The BBC reports a spokesperson for newly-elected President Abdul Fattah el-Sissi said in a statement Thursday the request to remove the blurry cell phone video came from the Egyptian embassy in Washington.
The spokesperson also said el-Sissi went to the hospital to visit the 19-year-old woman who was attacked in the video and apologize. It was then that she asked the president to have the footage taken down.
YouTube has removed copies of the video in which the woman can be identified. But the site is allowing versions with her face blurred out to remain online.
This attack and others that took place during recent celebrations for el-Sissi's inauguration have caused an uproar around the world and on Twitter.
Before the disturbing footage went viral, CNN reports Egypt approved a new law which makes sexual assault a crime - a first for the country.
The New York Times reports el-Sissi pledged during his campaign to "restore the sense of shame" that he says once prevented sexual assaults or harassment like this.
But critics are concerned the government won't be able to deliver.

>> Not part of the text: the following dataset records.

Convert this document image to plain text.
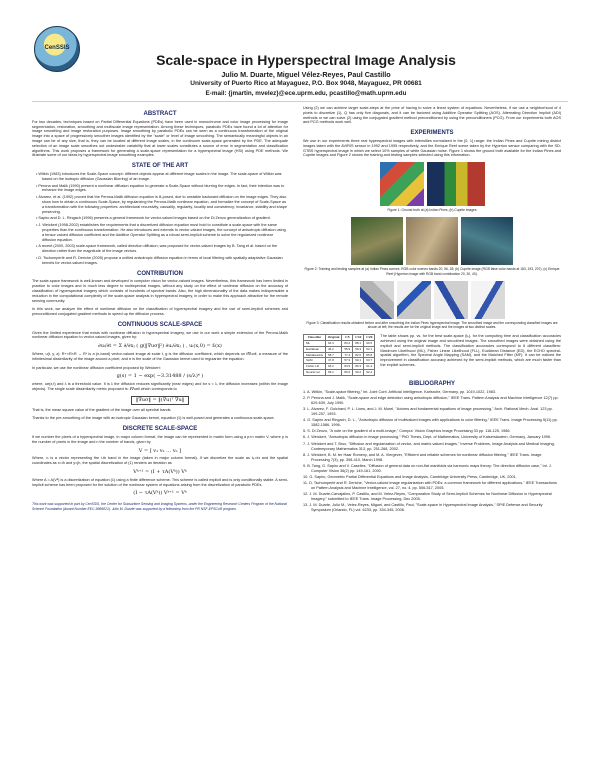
CenSSIS
Scale-space in Hyperspectral Image Analysis
Julio M. Duarte, Miguel Vélez-Reyes, Paul Castillo
University of Puerto Rico at Mayaguez, P.O. Box 9048, Mayaguez, PR 00681
E-mail: {jmartin, mvelez}@ece.uprm.edu, pcastillo@math.uprm.edu
ABSTRACT
For two decades, techniques based on Partial Differential Equations (PDEs) have been used in monochrome and color image processing for image segmentation, restoration, smoothing and multiscale image representation. Among these techniques, parabolic PDEs have found a lot of attention for image smoothing and image restoration purposes. Image smoothing by parabolic PDEs can be seen as a continuous transformation of the original image into a space of progressively smoother images identified by the "scale" or level of image smoothing. The semantically meaningful objects in an image can be of any size, that is, they can be located at different image scales, in the continuum scale-space generated by the PDE. The adequate selection of an image scale smoothes out undesirable variability that at lower scales constitutes a source of error in segmentation and classification algorithms. This work proposes a framework for generating a scale-space representation for a hyperspectral image (HSI) using PDE methods. We illustrate some of our ideas by hyperspectral image smoothing examples.
STATE OF THE ART
• Witkin (1983) introduces the Scale-Space concept: different objects appear at different image scales in the image. The scale-space of Witkin was based on the isotropic diffusion (Gaussian Blurring) of an image.
• Perona and Malik (1990) present a nonlinear diffusion equation to generate a Scale-Space without blurring the edges. In fact, their intention was to enhance the image edges.
• Alvarez, et al. (1992) proved that the Perona-Malik diffusion equation is ill-posed, due to unstable backward diffusion on the image edges. They also show how to obtain a continuous Scale-Space, by regularizing the Perona-Malik nonlinear equation, and formalize the concept of Scale-Space as a transformation with the following properties: architectural recursivity, causality, regularity, locality and consistency; invariance, stability and shape preserving.
• Sapiro and D. L. Ringach (1996) presents a general framework for vector-valued images based on the Di Zenzo generalization of gradient.
• J. Weickert (1998-2002) establishes the requirements that a discretized diffusion equation must hold to constitute a scale-space with the same properties than the continuous transformation. He also introduces and extends to vector-valued images, the concept of anisotropic diffusion using a tensor valued diffusion coefficient and the Additive Operator Splitting as a robust semi-implicit scheme to solve the regularized nonlinear diffusion equation.
• A recent (2000, 2003) scale-space framework, called direction diffusion, was proposed for vector-valued images by B. Tang et al. based on the direction rather than the magnitude of the image vectors.
• D. Tschumperlé and R. Deriche (2005) propose a unified anisotropic diffusion equation in terms of local filtering with spatially adaptative Gaussian kernels for vector-valued images.
CONTRIBUTION
The scale-space framework is well-known and developed in computer vision for vector-valued images. Nevertheless, this framework has been limited in practice to color images and in much less degree to multispectral images, without any study on the effect of nonlinear diffusion on the accuracy of classification of hyperspectral imagery which consists of hundreds of spectral bands. Also, the high dimensionality of the data makes indispensable a reduction in the computational complexity of the scale-space analysis in hyperspectral imagery, in order to make this approach attractive for the remote sensing community.
In this work, we analyze the effect of nonlinear diffusion on the classification of hyperspectral imagery and the use of semi-implicit schemes and preconditioned conjugated gradient methods to speed up the diffusion process.
CONTINUOUS SCALE-SPACE
Given the limited experience that exists with nonlinear diffusion in hyperspectral imagery, we use in our work a simple extension of the Perona-Malik nonlinear diffusion equation to vector-valued images, given by:
∂uᵢ/∂t = Σ ∂/∂xⱼ ( g(‖∇uσ‖²) ∂uᵢ/∂xⱼ ) , uᵢ(x,0) = fᵢ(x)
Where, u(t, y, z): R+×R×R → Rⁿ is a (n-band) vector-valued image at scale t, g is the diffusion coefficient, which depends on ‖∇uσ‖, a measure of the infinitesimal dissimilarity of the image around a pixel, and σ is the scale of the Gaussian kernel used to regularize the equation.
In particular, we use the nonlinear diffusion coefficient proposed by Weickert:
g(s) = 1 − exp( −3.31488 / (s/λ)⁴ )
where, uσ(x,t) and λ is a threshold value. It is λ the diffusion reduces significantly (near edges) and for s < λ, the diffusion increases (within the image objects). The single scale dissimilarity metric proposed is: ‖∇uσ‖ which corresponds to
‖∇uσ‖ = ‖(∇u)ᵀ ∇u‖
That is, the mean square value of the gradient of the image over all spectral bands.
Thanks to the pre-smoothing of the image with an isotropic Gaussian kernel, equation (1) is well-posed and generates a continuous scale-space.
DISCRETE SCALE-SPACE
If we number the pixels of a hyperspectral image, in major column format, the image can be represented in matrix form using a p×n matrix V, where p is the number of pixels in the image and n the number of bands, given by
V = [ v₁ v₂ … vₙ ]
Where, vᵢ is a vector representing the i-th band in the image (taken in major column format). If we discretize the scale as tₖ=kτ and the spatial coordinates as x=ih and y=jh, the spatial discretization of (1) renders an iteration as
Vᵏ⁺¹ = (I + τA(Vᵏ)) Vᵏ
Where A = A(Vᵏ) is a discretization of equation (1) using a finite difference scheme. This scheme is called explicit and is only conditionally stable. A semi-implicit scheme has been proposed for the solution of the nonlinear system of equations arising from the discretization of parabolic PDEs.
(I − τA(Vᵏ)) Vᵏ⁺¹ = Vᵏ
This work was supported in part by CenSSIS, the Center for Subsurface Sensing and Imaging Systems, under the Engineering Research Centers Program of the National Science Foundation (Award Number EEC-9986821). Julio M. Duarte was supported by a fellowship from the PR NSF-EPSCoR program.
Using (2) we can achieve larger scale-steps at the price of having to solve a linear system of equations. Nevertheless, if we use a neighborhood of 4 pixels to discretize (1), Q has only five diagonals, and it can be factored using Additive Operator Splitting (AOS). Alternating Direction Implicit (ADI) methods or we can solve (2) using the conjugated gradient method preconditioned by using the preconditioners (PCG). From our experiments both AOS and PCG methods work well.
EXPERIMENTS
We use in our experiments three real hyperspectral images with intensities normalized in the [0, 1] range: the Indian Pines and Cuprite mining district images taken with the AVIRIS sensor in 1992 and 1995 respectively, and the Enrique Reef scene taken by the Hyperion sensor comparing with the SD-GTBS hyperspectral image in which we select 10% samples of white Gaussian noise. Figure 1 shows the ground truth available for the Indian Pines and Cuprite images and Figure 2 shows the training and testing samples selected using this information.
Figure 1: Ground truth at (a) Indian Pines, (b) Cuprite images
Figure 2: Training and testing samples at (a) Indian Pines scenes. RGB color scenes bands 20, 56, 28; (b) Cuprite image (RGB false color bands at 183, 193, 207); (c) Enrique Reef (Hyperion image with RGB band combination 20, 30, 40).
Figure 3: Classification results obtained before and after smoothing the Indian Pines hyperspectral image. The smoothed image and the corresponding classified images are shown at left; the results are for the original image and the images at two distinct scales.
Classifier	Original	t=5	t=10	t=20
ML	64.3	83.2	88.1	90.5
Euclidean	46.2	55.9	59.4	62.1
Mahalanobis	58.7	77.4	82.6	85.8
SAM	47.8	57.3	60.1	63.7
Fisher LD	66.2	84.5	89.3	91.2
Neural net	69.1	86.0	90.2	92.4
The table shows pp. vs. for the best scale-space (tₖ), for the computing time and classification accuracies achieved using the original image and smoothed images. The smoothed images were obtained using the explicit and semi-implicit methods. The classification accuracies correspond to 6 different classifiers: Maximum Likelihood (ML), Fisher Linear Likelihood (FLL), Euclidean Distance (ED), the ECHO spectral-spatial algorithm, the Spectral Angle Mapping (SAM), and the Matched Filter (MF). It can be noticed the improvement in classification accuracy achieved by the semi-implicit methods, which are much faster than the explicit schemes.
BIBLIOGRAPHY
1. A. Witkin, "Scale-space filtering," Int. Joint Conf. Artificial Intelligence, Karlsruhe, Germany, pp. 1019-1022, 1983.
2. P. Perona and J. Malik, "Scale-space and edge detection using anisotropic diffusion," IEEE Trans. Pattern Analysis and Machine Intelligence 12(7) pp. 629-639, July 1990.
3. L. Alvarez, F. Guichard, P. L. Lions, and J. M. Morel, "Axioms and fundamental equations of image processing," Arch. Rational Mech. Anal. 123 pp. 199-257, 1993.
4. G. Sapiro and Ringach, D. L., "Anisotropic diffusion of multivalued images with applications to color filtering," IEEE Trans. Image Processing 5(11) pp. 1582-1586, 1996.
5. S. Di Zenzo, "A note on the gradient of a multi-image," Comput. Vision Graphics Image Processing 33 pp. 116-125, 1986.
6. J. Weickert, "Anisotropic diffusion in image processing," PhD Thesis, Dept. of Mathematics, University of Kaiserslautern, Germany, January 1996.
7. J. Weickert and T. Brox, "Diffusion and regularization of vector- and matrix-valued images," Inverse Problems, Image Analysis and Medical Imaging, Contemporary Mathematics 313, pp. 251-268, 2002.
8. J. Weickert, B. M. ter Haar Romeny, and M. A. Viergever, "Efficient and reliable schemes for nonlinear diffusion filtering," IEEE Trans. Image Processing 7(3), pp. 398-410, March 1998.
9. B. Tang, G. Sapiro and V. Caselles, "Diffusion of general data on non-flat manifolds via harmonic maps theory: The direction diffusion case," Int. J. Computer Vision 36(2) pp. 149-161, 2000.
10. G. Sapiro, Geometric Partial Differential Equations and Image Analysis, Cambridge University Press, Cambridge, UK, 2001.
11. D. Tschumperlé and R. Deriche, "Vector-valued image regularization with PDEs: a common framework for different applications," IEEE Transactions on Pattern Analysis and Machine Intelligence, vol. 27, no. 4, pp. 506-517, 2005.
12. J. M. Duarte-Carvajalino, P. Castillo, and M. Velez-Reyes, "Comparative Study of Semi-Implicit Schemes for Nonlinear Diffusion in Hyperspectral Imagery," submitted to IEEE Trans. Image Processing, Dec 2005.
13. J. M. Duarte, Julio M., Velez-Reyes, Miguel, and Castillo, Paul, "Scale-space in Hyperspectral Image Analysis," SPIE Defense and Security Symposium (Orlando, FL) vol. 6233, pp. 334-345, 2006.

The Guardian notes, when el-Sissi was a top army general, he supported the practice of forced virginity tests on female detainees.
According to a United Nations report from last year, 99.3 percent of Egyptian women said they have experienced some form of sexual harassment in their lifetime.
And the issue has worsened since the revolution that toppled long-time president Hosni Mubarak in 2011, with women being regularly assaulted during rallies in and around Tahrir Square.
But at least some action has been taken against the offenders in recent attacks. Al Arabiya reports police arrested seven men in connection with assaults which made headlines all week long.
As of early Saturday, Google, which owns YouTube, had yet to comment on Egypt's request to have the graphic video removed from the site.